D'où l'importance du rift. La tectonique modifie le climat et la végétation. les animaux migrent dès que les conditions changent. L'homme n'a pas commencé son évolution ici. Il est arrivé plus tard.
Presque partout, les ossements sont accompagnés d'outils. Ils sont venus et devenus le genre Homo.
- Cette théorie sur le rôle du rift dans l'apparition de l'homme fait l'objet de débats.
Mais pour M. Pickford, la Terre aurait un visage bien différent sans cette faille en Afrique.
- C'est étrange de penser que sans la tectonique et ses effets, les changements climatiques et autres, l'homme n'existerait pas.
Je ne serais pas là. D'une certaine manière, ce serait la planète des singes.

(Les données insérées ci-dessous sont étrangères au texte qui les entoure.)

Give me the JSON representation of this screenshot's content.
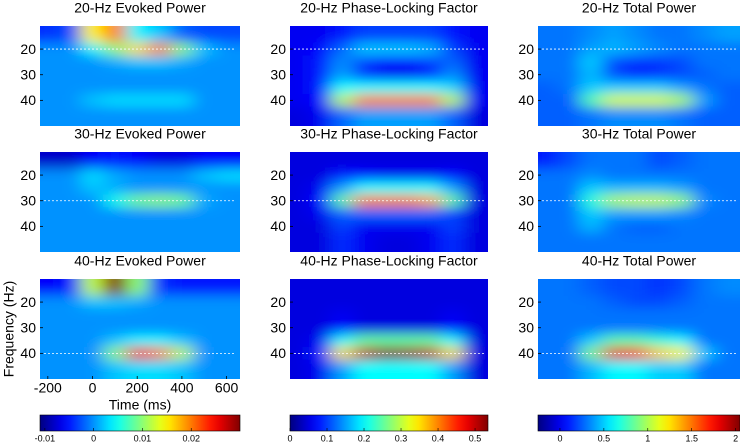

C'est étrange... mais c'est sans doute vrai.
- En Afrique, comme partout ailleurs, l'évolution de la vie est liée à l'histoire de la Terre.
Aujourd'hui, l'homme a conquis toute la planète et étendu son emprise sur les milieux naturels. Mais sera-t-il encore là demain pour observer la transformation du continent africain ?
Dans quelques millions d'années, l'Afrique et l'Europe ne feront qu'un. Quant à la mer Rouge et au golfe d'Aden, ils seront devenus des océans. Pour la première fois, le coeur de l'Afrique va se déchirer en deux.
Sa partie Est va s'élancer à travers l'océan Indien, dérivant au gré du mouvement des plaques et des collisions.
Les puissantes forces tectoniques n'ont pas fini de redessiner les contours du continent africain.